Now that we understand why the naive truncated sampler was wrong and how to fix it, we can, out of curiosity, wonder what distribution that sampler actually targets. Now we understand what proposal we are actually using, we can re-write the acceptance ratio as

\displaystyle A = \frac{\pi(x^\star)\Phi(x^\star)}{\pi(x)\Phi(x)}\frac{\frac{\phi(x-x^\star)}{\Phi(x^\star)}}{\frac{\phi(x^\star-x)}{\Phi(x)}},

from which it is clear that the actual target of this chain is

\tilde\pi(x) \propto \pi(x)\Phi(x),

or

\tilde\pi(x)\propto xe^{-x}\Phi(x),\quad x\geq 0.

The constant of proportionality is not immediately obvious, but is tractable, and turns out to be a nice undergraduate exercise in integration by parts, leading to

\displaystyle \tilde\pi(x) = \frac{2\sqrt{2\pi}}{2+\sqrt{2\pi}}xe^{-x}\Phi(x),\quad x\geq 0.
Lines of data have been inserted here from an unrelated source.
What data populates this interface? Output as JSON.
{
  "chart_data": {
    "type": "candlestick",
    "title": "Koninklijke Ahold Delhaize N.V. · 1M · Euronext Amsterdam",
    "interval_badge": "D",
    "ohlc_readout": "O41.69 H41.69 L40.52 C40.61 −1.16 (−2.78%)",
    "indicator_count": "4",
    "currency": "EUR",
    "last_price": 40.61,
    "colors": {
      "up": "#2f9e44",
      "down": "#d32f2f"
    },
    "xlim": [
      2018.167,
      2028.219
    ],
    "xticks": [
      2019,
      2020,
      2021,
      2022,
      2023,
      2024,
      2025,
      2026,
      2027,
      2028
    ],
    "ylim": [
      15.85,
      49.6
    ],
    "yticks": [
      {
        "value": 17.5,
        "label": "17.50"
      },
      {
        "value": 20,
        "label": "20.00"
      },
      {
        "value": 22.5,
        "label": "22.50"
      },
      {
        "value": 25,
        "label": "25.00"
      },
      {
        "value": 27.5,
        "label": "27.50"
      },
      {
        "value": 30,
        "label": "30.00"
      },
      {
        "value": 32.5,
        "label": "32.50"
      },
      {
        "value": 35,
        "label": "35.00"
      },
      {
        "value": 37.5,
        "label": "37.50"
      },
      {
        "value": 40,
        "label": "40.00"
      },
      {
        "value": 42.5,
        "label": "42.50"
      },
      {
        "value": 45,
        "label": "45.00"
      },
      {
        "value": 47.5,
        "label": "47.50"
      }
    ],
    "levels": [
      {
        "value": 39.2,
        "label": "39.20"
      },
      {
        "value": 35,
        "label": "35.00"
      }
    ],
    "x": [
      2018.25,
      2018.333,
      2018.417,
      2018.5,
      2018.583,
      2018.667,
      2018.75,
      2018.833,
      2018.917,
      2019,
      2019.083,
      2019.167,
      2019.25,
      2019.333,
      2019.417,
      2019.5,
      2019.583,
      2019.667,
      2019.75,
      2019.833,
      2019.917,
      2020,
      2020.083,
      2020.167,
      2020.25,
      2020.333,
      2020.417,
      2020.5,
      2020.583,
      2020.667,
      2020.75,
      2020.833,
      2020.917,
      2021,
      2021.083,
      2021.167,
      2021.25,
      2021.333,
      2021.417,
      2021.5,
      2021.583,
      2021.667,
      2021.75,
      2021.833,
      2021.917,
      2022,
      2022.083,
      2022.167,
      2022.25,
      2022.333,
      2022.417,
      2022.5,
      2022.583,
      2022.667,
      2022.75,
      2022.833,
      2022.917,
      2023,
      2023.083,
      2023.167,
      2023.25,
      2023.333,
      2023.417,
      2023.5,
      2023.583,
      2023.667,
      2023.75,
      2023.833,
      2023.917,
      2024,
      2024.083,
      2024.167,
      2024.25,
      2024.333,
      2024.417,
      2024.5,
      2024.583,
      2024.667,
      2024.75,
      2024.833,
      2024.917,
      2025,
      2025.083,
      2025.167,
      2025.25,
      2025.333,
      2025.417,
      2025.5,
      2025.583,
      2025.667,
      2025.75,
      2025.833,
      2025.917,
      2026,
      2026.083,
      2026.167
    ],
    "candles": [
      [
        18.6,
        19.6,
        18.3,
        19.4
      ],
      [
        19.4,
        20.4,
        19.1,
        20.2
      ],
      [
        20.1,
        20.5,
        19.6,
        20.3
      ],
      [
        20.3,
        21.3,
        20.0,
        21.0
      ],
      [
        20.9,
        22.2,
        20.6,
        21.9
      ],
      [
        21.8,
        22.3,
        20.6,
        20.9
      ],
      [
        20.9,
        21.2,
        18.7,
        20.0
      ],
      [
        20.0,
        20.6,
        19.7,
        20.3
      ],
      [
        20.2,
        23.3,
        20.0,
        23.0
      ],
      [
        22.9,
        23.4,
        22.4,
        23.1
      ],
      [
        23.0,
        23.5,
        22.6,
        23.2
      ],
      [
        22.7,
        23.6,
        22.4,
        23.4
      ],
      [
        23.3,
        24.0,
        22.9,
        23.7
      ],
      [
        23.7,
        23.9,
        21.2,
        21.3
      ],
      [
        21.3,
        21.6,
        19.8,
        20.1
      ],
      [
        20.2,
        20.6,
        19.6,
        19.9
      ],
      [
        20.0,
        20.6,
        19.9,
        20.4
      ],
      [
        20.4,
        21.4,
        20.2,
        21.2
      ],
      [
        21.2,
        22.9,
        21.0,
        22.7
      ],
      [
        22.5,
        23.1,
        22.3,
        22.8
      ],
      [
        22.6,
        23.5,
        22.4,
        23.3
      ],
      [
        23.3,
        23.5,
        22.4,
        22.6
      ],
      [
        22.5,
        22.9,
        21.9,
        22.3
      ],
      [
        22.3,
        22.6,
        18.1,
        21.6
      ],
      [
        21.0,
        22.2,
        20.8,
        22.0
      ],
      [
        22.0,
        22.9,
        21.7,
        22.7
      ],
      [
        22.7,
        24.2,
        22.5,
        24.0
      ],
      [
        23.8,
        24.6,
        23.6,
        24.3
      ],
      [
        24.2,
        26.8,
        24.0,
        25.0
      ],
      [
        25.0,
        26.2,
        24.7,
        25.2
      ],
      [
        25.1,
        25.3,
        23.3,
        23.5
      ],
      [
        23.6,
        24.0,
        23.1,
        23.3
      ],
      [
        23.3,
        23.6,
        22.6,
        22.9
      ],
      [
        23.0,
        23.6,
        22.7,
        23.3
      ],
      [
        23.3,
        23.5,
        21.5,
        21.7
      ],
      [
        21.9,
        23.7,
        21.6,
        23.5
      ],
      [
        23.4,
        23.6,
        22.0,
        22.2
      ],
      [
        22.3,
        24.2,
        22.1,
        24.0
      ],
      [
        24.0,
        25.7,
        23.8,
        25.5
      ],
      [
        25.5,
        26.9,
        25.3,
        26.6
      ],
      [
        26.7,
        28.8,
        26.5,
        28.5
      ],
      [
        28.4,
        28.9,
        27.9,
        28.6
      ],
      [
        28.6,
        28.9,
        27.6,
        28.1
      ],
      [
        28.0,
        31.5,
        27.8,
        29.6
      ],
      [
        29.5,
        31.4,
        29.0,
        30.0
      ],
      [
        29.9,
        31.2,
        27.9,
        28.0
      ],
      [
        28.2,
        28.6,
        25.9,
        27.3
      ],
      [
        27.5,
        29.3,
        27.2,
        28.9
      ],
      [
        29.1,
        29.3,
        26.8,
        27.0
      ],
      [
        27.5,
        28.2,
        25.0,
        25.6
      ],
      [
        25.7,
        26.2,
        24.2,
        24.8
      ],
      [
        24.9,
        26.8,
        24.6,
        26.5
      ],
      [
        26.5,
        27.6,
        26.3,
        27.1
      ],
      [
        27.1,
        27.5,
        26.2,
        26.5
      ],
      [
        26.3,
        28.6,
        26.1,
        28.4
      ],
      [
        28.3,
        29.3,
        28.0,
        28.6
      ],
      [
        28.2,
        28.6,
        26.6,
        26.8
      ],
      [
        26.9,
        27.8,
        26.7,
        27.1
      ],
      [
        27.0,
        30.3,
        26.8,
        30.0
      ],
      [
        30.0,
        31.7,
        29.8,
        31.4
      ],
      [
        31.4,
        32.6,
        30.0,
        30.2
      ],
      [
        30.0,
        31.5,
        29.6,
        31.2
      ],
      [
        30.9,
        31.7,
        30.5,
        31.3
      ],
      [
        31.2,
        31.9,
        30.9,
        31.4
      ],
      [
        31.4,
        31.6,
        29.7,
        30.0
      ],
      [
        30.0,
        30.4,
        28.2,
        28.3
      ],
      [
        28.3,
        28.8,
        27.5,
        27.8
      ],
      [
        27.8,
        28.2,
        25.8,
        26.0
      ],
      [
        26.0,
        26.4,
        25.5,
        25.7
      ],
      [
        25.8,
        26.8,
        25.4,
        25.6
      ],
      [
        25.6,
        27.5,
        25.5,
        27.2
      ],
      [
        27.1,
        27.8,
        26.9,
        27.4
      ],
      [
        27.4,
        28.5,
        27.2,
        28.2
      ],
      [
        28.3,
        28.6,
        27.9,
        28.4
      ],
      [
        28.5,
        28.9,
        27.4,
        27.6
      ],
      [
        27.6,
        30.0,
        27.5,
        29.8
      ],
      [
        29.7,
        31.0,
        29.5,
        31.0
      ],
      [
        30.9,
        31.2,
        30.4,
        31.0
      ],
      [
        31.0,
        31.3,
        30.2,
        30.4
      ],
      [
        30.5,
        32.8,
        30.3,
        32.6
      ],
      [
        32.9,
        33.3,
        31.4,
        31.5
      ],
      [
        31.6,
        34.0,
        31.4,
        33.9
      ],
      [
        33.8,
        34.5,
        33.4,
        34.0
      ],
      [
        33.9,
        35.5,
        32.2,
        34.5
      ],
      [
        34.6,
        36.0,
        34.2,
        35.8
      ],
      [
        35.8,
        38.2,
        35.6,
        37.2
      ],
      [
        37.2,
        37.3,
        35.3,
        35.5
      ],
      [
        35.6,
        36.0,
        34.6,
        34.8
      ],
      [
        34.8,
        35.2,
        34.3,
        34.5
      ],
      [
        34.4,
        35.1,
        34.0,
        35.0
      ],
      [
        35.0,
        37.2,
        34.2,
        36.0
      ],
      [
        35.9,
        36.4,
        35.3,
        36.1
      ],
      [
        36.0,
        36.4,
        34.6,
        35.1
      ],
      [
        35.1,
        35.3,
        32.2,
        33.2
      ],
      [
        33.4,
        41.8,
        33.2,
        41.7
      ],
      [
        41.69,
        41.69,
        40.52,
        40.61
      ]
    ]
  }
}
We can verify this using the following commands.

out=met3(iters)
hist(out,100,freq=FALSE,main="met3")
curve(dgamma(x,2,1)*pnorm(x)*2*sqrt(2*pi)/(sqrt(2*pi)+2),add=TRUE,col=3,lwd=2)

Now we know the actual target of the incorrect sampler, we can compare it with the correct target as follows.

curve(dgamma(x,2,1),0,10,col=2,lwd=2,main="Densities")
curve(dgamma(x,2,1)*pnorm(x)*2*sqrt(2*pi)/(sqrt(2*pi)+2),add=TRUE,col=3,lwd=2)

So we see that the distributions are different, but not so different that one would immediate suspect an error on the basis of a sample of output. This makes it a difficult bug to track down.

Summary

There is no problem in principle using a proposal with full support for a target with limited support in MH algorithms. However, it is important to check whether a proposed value is within the support of the target and reject the proposed move if it is not. If you are concerned that such a scheme might be inefficient, it is possible to use a truncated proposal provided that you modify the MH acceptance ratio to include the relevant normalisation constants. If you don’t modify the acceptance probability, you will get a sampler which targets the wrong distribution, but it will often be quite similar to the correct target, making it a difficult bug to spot and track down.